For starters, Moto's market share continues to fall. Gartner says it now has 10% of the global market, down from 10.2% a year ago. Nokia is first with a dominating 39.5% and Korea's Samsung ranks second at 15.2%. Coming up fast is LG Electronics -- also Korean -- with 8.8%, up from 6.8% a year ago. LG has set its sites on passing Motorola for the third-place spot.
Worse for Motorola, it has been an also-ran in emerging markets, where growth in handset sales is strongest. Those markets are a strength for Nokia.
Even worse news for Moto: Gartner says global growth in handset sales will slow this year by a few percentage points, thanks to weak economies. Motorola is trying to reinvent its handset division under new co-CEO Sanjay Jha. The task is tough enough already, but even tougher if the global pie is shrinking.

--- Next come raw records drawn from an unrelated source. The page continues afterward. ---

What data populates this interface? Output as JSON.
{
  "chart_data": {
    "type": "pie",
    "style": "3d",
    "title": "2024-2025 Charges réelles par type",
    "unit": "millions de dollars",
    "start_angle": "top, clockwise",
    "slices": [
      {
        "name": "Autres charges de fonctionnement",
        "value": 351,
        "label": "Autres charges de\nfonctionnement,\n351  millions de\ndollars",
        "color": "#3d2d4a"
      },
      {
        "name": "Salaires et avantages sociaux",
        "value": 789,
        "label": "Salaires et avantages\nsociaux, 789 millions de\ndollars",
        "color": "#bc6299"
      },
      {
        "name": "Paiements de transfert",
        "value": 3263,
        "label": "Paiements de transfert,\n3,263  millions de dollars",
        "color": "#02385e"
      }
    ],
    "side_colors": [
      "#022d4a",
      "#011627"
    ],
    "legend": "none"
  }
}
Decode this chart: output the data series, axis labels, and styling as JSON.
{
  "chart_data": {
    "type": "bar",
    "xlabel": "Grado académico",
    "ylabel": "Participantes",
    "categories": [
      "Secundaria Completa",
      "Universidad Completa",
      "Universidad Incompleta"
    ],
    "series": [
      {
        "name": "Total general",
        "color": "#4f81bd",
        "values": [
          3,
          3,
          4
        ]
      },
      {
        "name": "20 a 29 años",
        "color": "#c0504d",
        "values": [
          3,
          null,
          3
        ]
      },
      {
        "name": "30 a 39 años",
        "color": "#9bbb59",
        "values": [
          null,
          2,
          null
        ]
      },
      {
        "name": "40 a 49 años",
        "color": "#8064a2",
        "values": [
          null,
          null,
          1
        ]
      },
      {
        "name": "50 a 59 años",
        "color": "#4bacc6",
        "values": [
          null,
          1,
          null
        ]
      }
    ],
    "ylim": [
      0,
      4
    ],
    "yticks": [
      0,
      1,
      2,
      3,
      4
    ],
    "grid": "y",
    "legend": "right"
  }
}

One point about Motorola's handset troubles rarely gets raised: What if the U.S. winds up all but left out of the handset business? Motorola is the only American company selling large volumes of cell phones across the spectrum of prices and features. Sure, Apple has the iPhone now, but it's a high-end phone for a small slice of the market.
Cell phones are possibly the most important single technology device on the planet, and if trends continue, they'll all be made by companies headquartered in Finland and Asia. Wonder if anyone in Congress has even considered that.